Once getting and setting properties is supported it will be possible to access or assign multiple variables all at once instead of over multiple syncs. If we can atomically gather ZFS metadata state this will solve problems where scripts gather an inconsistent view of the filesystem. For example, the replications team has problems with the list of filesystems not being consistent with the list stored in the Delphix metadata database. Channel programs now allow us to atomically create a snapshot of the filesystem containing the metadata database, and get the list of filesystems and their properties.
What did I learn?
This summer I was exposed every day to people working on different and fascinating projects within the Platform Team and around the company. One of my favorite things about Delphix was that the company's size meant I was always interacting with people doing very different things than I was and getting a sense of how the whole company fits together.

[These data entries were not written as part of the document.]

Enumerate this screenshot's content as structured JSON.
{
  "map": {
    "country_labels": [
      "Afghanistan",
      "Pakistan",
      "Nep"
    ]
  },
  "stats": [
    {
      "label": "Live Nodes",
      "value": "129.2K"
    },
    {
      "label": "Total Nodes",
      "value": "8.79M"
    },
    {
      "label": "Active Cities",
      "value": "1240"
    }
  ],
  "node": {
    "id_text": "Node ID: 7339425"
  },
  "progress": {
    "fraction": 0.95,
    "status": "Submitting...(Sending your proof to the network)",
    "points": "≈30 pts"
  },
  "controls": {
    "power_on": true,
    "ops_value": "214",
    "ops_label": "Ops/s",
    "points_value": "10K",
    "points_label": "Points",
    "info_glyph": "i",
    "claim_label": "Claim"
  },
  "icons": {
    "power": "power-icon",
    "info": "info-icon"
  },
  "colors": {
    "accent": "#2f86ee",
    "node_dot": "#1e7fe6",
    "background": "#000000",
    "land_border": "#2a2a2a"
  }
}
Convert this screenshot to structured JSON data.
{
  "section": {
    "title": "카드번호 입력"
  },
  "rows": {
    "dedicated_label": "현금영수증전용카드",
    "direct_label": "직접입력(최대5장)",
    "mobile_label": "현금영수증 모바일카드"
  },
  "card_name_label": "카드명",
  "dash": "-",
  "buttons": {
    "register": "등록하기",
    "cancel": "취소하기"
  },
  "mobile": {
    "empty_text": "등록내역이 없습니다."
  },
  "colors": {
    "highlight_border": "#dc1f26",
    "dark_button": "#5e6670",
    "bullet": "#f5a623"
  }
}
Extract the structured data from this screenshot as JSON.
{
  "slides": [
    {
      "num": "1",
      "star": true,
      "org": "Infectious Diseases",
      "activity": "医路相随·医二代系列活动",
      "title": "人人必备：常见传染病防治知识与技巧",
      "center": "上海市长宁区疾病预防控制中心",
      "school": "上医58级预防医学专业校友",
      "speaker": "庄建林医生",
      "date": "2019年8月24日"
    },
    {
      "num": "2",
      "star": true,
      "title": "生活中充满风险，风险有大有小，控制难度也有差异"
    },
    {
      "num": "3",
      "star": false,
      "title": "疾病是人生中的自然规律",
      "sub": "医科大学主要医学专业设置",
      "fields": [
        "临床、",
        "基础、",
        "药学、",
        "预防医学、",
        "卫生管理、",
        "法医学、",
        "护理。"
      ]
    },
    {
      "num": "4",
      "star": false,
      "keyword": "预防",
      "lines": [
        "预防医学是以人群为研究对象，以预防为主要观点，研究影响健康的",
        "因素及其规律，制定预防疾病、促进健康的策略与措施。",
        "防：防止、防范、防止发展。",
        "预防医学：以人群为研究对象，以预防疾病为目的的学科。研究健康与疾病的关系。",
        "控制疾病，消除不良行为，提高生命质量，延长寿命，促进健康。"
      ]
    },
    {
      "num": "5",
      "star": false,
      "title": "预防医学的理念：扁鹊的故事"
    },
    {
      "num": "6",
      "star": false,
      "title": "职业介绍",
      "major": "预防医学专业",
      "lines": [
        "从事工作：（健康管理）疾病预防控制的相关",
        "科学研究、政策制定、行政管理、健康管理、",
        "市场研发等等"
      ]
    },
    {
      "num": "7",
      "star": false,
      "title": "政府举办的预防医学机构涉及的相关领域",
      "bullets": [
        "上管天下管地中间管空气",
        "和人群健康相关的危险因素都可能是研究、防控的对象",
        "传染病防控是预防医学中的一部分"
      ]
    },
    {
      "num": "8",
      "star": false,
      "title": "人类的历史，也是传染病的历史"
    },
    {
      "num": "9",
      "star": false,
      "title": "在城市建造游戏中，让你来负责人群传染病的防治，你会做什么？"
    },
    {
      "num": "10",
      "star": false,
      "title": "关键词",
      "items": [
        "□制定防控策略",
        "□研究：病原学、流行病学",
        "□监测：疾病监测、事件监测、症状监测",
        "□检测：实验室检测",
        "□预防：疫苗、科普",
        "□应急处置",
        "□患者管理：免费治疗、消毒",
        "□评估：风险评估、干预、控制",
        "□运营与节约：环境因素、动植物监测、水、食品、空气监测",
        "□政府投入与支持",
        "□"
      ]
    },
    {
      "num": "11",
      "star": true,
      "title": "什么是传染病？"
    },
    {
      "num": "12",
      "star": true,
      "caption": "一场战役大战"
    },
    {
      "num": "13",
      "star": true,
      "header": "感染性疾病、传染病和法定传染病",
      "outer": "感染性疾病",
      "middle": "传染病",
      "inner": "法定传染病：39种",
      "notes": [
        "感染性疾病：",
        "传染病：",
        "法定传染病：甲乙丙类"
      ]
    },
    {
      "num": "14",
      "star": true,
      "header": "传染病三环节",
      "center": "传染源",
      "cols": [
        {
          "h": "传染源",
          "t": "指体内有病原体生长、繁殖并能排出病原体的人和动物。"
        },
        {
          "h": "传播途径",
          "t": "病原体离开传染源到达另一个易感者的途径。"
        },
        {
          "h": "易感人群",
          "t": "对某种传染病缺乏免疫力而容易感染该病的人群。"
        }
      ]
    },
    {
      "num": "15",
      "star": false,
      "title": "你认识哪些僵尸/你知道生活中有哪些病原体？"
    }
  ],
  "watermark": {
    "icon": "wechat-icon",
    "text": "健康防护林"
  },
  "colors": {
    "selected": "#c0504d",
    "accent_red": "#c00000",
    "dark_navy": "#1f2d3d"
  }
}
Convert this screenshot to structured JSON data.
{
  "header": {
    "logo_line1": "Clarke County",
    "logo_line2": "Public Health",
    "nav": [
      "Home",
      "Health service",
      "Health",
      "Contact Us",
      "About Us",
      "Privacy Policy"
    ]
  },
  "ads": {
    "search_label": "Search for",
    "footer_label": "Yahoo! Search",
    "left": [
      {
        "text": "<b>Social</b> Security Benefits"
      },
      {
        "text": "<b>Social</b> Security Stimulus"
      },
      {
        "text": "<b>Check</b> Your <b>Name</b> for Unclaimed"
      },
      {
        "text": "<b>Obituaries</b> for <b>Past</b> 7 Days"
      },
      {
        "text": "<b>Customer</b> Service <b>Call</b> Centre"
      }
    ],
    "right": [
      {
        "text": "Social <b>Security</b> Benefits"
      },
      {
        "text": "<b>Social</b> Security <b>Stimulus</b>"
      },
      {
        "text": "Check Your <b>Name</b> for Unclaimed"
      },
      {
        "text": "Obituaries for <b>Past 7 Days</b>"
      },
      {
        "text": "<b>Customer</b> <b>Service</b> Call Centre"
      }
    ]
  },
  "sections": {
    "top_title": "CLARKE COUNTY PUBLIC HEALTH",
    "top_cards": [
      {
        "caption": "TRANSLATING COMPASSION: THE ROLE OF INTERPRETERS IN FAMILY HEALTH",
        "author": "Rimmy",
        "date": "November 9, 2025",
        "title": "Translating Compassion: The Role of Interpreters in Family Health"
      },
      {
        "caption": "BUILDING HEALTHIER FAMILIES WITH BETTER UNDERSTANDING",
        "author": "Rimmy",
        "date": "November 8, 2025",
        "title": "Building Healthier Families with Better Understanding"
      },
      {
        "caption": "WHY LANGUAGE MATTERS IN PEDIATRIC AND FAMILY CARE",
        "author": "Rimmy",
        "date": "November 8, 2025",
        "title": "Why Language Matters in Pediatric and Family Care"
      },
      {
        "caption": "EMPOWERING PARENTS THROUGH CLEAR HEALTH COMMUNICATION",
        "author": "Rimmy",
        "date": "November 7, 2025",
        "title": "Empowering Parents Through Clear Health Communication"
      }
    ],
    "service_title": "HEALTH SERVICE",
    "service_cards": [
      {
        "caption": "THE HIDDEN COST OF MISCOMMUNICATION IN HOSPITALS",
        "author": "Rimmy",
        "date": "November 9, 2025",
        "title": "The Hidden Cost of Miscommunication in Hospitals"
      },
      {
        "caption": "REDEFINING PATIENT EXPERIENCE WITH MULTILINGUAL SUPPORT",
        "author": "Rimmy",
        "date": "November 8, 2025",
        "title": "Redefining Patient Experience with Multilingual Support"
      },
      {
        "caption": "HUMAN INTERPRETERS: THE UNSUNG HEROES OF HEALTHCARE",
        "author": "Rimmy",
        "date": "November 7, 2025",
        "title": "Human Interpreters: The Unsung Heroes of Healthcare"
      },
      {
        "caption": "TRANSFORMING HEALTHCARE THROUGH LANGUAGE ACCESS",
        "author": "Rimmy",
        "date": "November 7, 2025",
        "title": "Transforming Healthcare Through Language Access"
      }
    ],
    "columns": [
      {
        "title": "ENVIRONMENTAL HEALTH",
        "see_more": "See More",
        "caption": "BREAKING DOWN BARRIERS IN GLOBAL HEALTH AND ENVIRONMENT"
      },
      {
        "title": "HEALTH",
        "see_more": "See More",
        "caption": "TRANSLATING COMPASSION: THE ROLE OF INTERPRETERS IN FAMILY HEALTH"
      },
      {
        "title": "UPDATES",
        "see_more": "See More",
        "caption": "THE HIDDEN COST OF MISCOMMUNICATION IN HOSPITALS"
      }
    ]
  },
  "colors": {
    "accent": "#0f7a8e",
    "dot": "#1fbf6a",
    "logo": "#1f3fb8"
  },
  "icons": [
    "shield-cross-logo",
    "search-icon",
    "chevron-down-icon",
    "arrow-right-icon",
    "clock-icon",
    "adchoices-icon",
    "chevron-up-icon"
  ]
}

On the technical side, I learned a lot about filesystems and operating systems generally. I spent time navigating code paths to see how ZFS datasets are created, destroyed and all the adventures that can happen to them along the way. I learned to face the unique challenges of tracking down bugs when the program I'm changing is literally the operating system I'm interacting with. I learned how to cause a kernel panic on purpose and how to not panic when I somehow break something to a point that it can't boot. Overall, I had a great time being surrounded by people who wanted to help me learn and were excited about what I was creating.